Hello,
We have a 3 node PSA deployment that is currently running MongoDB 3.6. They are all RHEL 7.9 Virtual Machines.
Historically, we have not had any issues with this setup but recently the mongod service on our Arbiter has been crashing and giving us this error:
2023-01-18T04:58:12.204-0500 F - [replexec-200] Invariant failure opTime.getTimestamp().getInc() > 0 Impossible optime received: { ts: Timestamp(1674035892, 0), t: 252 } src/mongo/db/repl/replication_coordinator_impl.cpp 1213
2023-01-18T04:58:12.204-0500 F - [replexec-200] \n\n***aborting after invariant() failure\n\n
2023-01-18T04:58:12.375-0500 F - [replexec-200] Got signal: 6 (Aborted).

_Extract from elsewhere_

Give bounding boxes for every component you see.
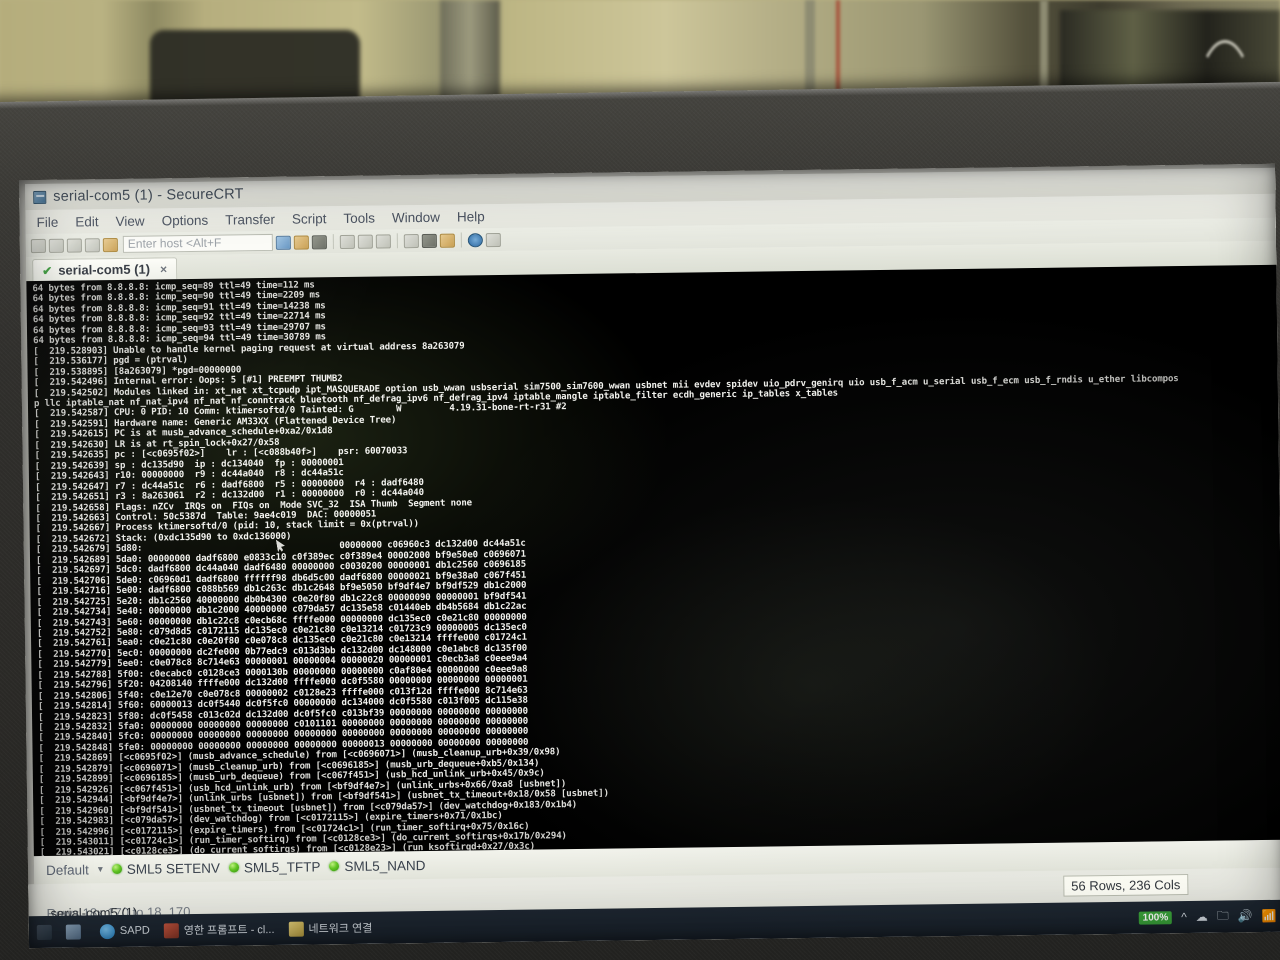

The mongod service is able to be immediately restarted after the crash, but will crash again as early as two days later.
I am not experienced with MongoDB, and have been trying to do some research here and on the main MongoDB support. However, I have not seen any mention of this specific Invariant failure.
Currently, we are having issues authenticating to the DB on the Arbiter to provide any rs.status() or rs.conf() outputs, but we are able to authenticate to the DB on our test environment and see that information there if it is needed.
I have read posts about the concerns of Arbiters and certain benefits of HA that are impeded with the Arbiter implementation, but unfortunately I was not with the company when the decision was made to add the Arbiter. Furthermore, the Primary and Secondary nodes are managed by a Third Party company that maintains their bespoke application running on the nodes. Understandably this adds complexity and leads to why we are still on an older version of MongoDB.
Additional information in the Log File after crash/service restart:
2023-01-18T06:20:02.305-0500 I REPL [replexec-0] ** WARNING: This replica set node is running without journaling enabled but the
2023-01-18T06:20:02.305-0500 I REPL [replexec-0] ** writeConcernMajorityJournalDefault option to the replica set config
2023-01-18T06:20:02.305-0500 I REPL [replexec-0] ** is set to true. The writeConcernMajorityJournalDefault
2023-01-18T06:20:02.305-0500 I REPL [replexec-0] ** option to the replica set config must be set to false
2023-01-18T06:20:02.305-0500 I REPL [replexec-0] ** or w:majority write concerns will never complete.
2023-01-18T06:20:02.305-0500 I REPL [replexec-0] ** In addition, this node's memory consumption may increase until all
2023-01-18T06:20:02.305-0500 I REPL [replexec-0] ** available free RAM is exhausted.
2023-01-18T06:20:02.305-0500 I REPL [replexec-0]
2023-01-18T06:20:02.305-0500 I REPL [replexec-0] New replica set config in use: { _id: "<rsName>", version: 489159, protocolVersion: 1, members: [ { _id: 1, host: "node2:27017", arbiterOnly: false, buildIndexes: true, hidden: false, priority: 1.0, tags: {}, slaveDelay: 0, votes: 1 }, { _id: 2, host: "node1:27017", arbiterOnly: false, buildIndexes: true, hidden: false, priority: 2.0, tags: {}, slaveDelay: 0, votes: 1 }, { _id: 3, host: "node3:27017", arbiterOnly: true, buildIndexes: true, hidden: false, priority: 0.0, tags: {}, slaveDelay: 0, votes: 1 } ], settings: { chainingAllowed: true, heartbeatIntervalMillis: 2000, heartbeatTimeoutSecs: 10, electionTimeoutMillis: 10000, catchUpTimeoutMillis: 60000, catchUpTakeoverDelayMillis: 30000, getLastErrorModes: {}, getLastErrorDefaults: { w: 1, wtimeout: 0 }, replicaSetId: ObjectId('59c5a4175d7da122417038c8') } }
2023-01-18T06:20:02.305-0500 I REPL [replexec-0] This node is node3.mfps.com:27017 in the config
2023-01-18T06:20:02.305-0500 I REPL [replexec-0] transition to ARBITER from STARTUP
2023-01-18T06:20:02.320-0500 I REPL [replexec-0] Member node2:27017 is now in state SECONDARY
2023-01-18T06:20:02.332-0500 I REPL [replexec-1] Member node1:27017 is now in state PRIMARY
I also saw in the documentation regarding MajorityReadConcern being enabled in a PSA architecture leading to performance issues, but I am not sure if that applies here. I can confirm that on Node1 and Node2, enableMajorityReadConcern is set to true in mongod.conf while Node3 is set to false. We have also not seen any evidence of the RAM being exhausted leading up to this crash as cautioned in the log above.
Any further guidance on where to troubleshoot this issue would be greatly appreciated. Thank you to anyone who takes time to read this.